Flabbergasted, I introduced myself and we had a nice chat on the way back to South Bend. When we arrived back in South Bend, Father Ted offered me a ride back to campus, but as I had already made arrangements for friends to pick me up, I declined (my friends told me I was nuts!). Still amazed that a university president, and one of the most famous priests in the country, would be flying back home the same way as a student – what a humble man!”

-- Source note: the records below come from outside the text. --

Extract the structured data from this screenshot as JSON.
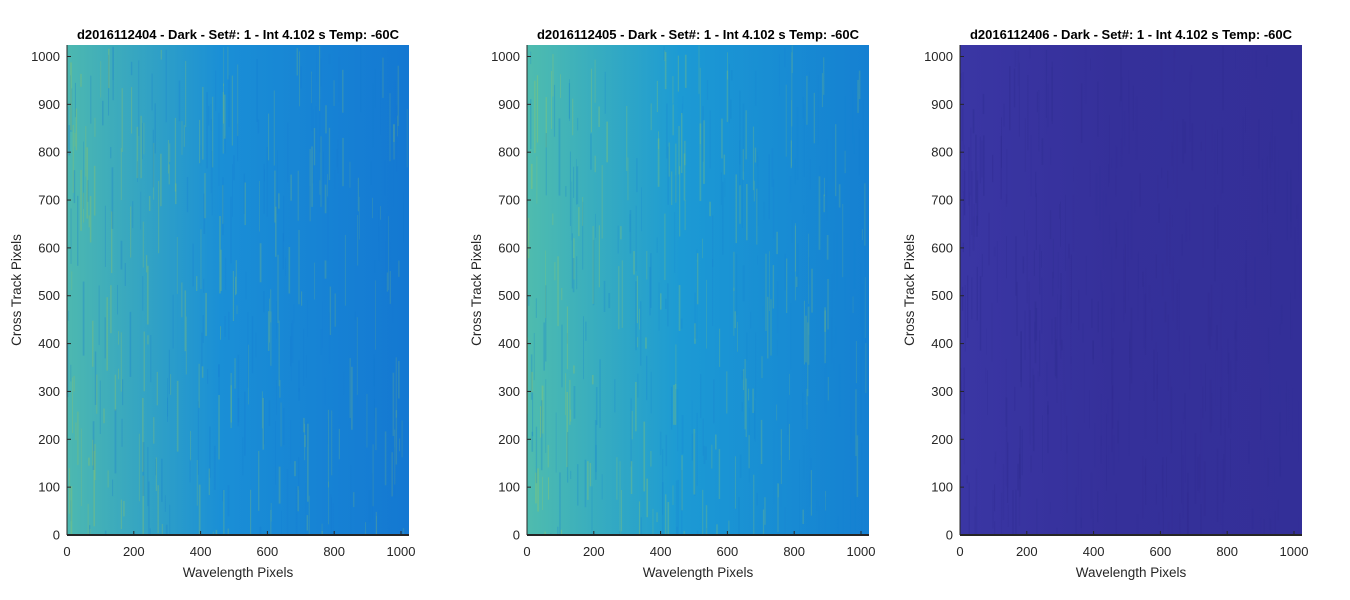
{
  "chart_data": [
    {
      "type": "heatmap",
      "title": "d2016112404 - Dark - Set#: 1 - Int 4.102 s Temp: -60C",
      "xlabel": "Wavelength Pixels",
      "ylabel": "Cross Track Pixels",
      "xlim": [
        0,
        1024
      ],
      "ylim": [
        0,
        1024
      ],
      "xticks": [
        0,
        200,
        400,
        600,
        800,
        1000
      ],
      "yticks": [
        0,
        100,
        200,
        300,
        400,
        500,
        600,
        700,
        800,
        900,
        1000
      ],
      "colormap": "parula",
      "base_color": "#1a8fd6",
      "accent_color": "#4db8b0",
      "stripe_color": "#8cc26a",
      "right_color": "#1478d2"
    },
    {
      "type": "heatmap",
      "title": "d2016112405 - Dark - Set#: 1 - Int 4.102 s Temp: -60C",
      "xlabel": "Wavelength Pixels",
      "ylabel": "Cross Track Pixels",
      "xlim": [
        0,
        1024
      ],
      "ylim": [
        0,
        1024
      ],
      "xticks": [
        0,
        200,
        400,
        600,
        800,
        1000
      ],
      "yticks": [
        0,
        100,
        200,
        300,
        400,
        500,
        600,
        700,
        800,
        900,
        1000
      ],
      "colormap": "parula",
      "base_color": "#1c9ad4",
      "accent_color": "#4fbcae",
      "stripe_color": "#92c868",
      "right_color": "#1580d2"
    },
    {
      "type": "heatmap",
      "title": "d2016112406 - Dark - Set#: 1 - Int 4.102 s Temp: -60C",
      "xlabel": "Wavelength Pixels",
      "ylabel": "Cross Track Pixels",
      "xlim": [
        0,
        1024
      ],
      "ylim": [
        0,
        1024
      ],
      "xticks": [
        0,
        200,
        400,
        600,
        800,
        1000
      ],
      "yticks": [
        0,
        100,
        200,
        300,
        400,
        500,
        600,
        700,
        800,
        900,
        1000
      ],
      "colormap": "parula",
      "base_color": "#35309a",
      "accent_color": "#3a36a4",
      "stripe_color": "#2f2b90",
      "right_color": "#332f98"
    }
  ]
}
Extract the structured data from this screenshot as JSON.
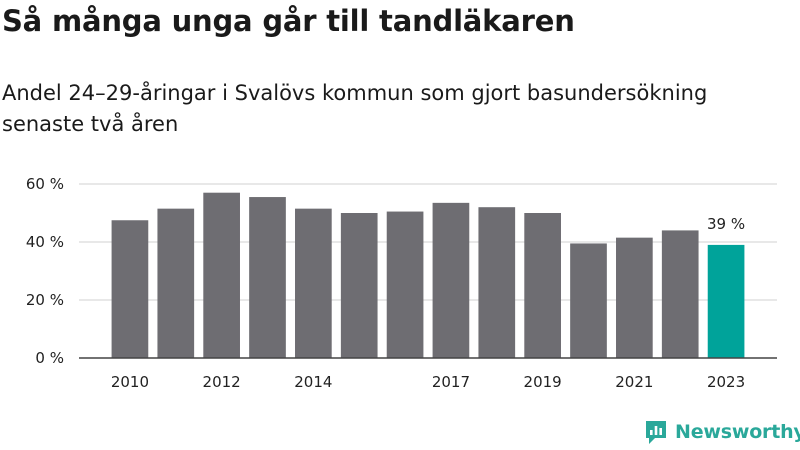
{
  "title": "Så många unga går till tandläkaren",
  "subtitle": "Andel 24–29-åringar i Svalövs kommun som gjort basundersökning senaste två åren",
  "brand": {
    "name": "Newsworthy",
    "color": "#2aa89a",
    "icon": "newsworthy-logo-icon"
  },
  "chart_data": {
    "type": "bar",
    "categories": [
      "2010",
      "2011",
      "2012",
      "2013",
      "2014",
      "2015",
      "2016",
      "2017",
      "2018",
      "2019",
      "2020",
      "2021",
      "2022",
      "2023"
    ],
    "values": [
      47.5,
      51.5,
      57,
      55.5,
      51.5,
      50,
      50.5,
      53.5,
      52,
      50,
      39.5,
      41.5,
      44,
      39
    ],
    "x_tick_labels": [
      "2010",
      "",
      "2012",
      "",
      "2014",
      "",
      "",
      "2017",
      "",
      "2019",
      "",
      "2021",
      "",
      "2023"
    ],
    "y_ticks": [
      0,
      20,
      40,
      60
    ],
    "y_tick_labels": [
      "0 %",
      "20 %",
      "40 %",
      "60 %"
    ],
    "ylim": [
      0,
      60
    ],
    "grid": true,
    "bar_color": "#6e6d72",
    "highlight_color": "#00a39a",
    "highlight_index": 13,
    "data_labels": [
      {
        "index": 13,
        "text": "39 %"
      }
    ],
    "xlabel": "",
    "ylabel": ""
  }
}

– Tim Heilmann (’79, manager)
“My freshman year, 1982, I was at the bookstore in December to buy a book written by Father Hesburgh for my mother for Christmas. As I’m standing in line at the cash register, who should walk into the bookstore but Father Ted himself. Of course he didn’t know who I was, but I stepped out of line and walked over to him, introduced myself as a Notre Dame freshman, and asked him to sign the book for my mother. I figured just his signature would be magical for my mother, but Father Ted took five minutes to not only sign the inside cover, but to write a few sentences and talk with me about my early experiences at Notre Dame. After our conversation, as he was walking to get whatever he came to the bookstore to get, I just shook my head in amazement at how much time Father Ted bothered to take with a freshman like me who he didn’t even know to write some nice words to my mother he obviously didn’t know. For Father Ted, that was just another way of doing the little things to make someone feel special at Notre Dame; for me, it remains one of my most treasured moments of my four years at Notre Dame, and represents what Notre Dame really is all about.”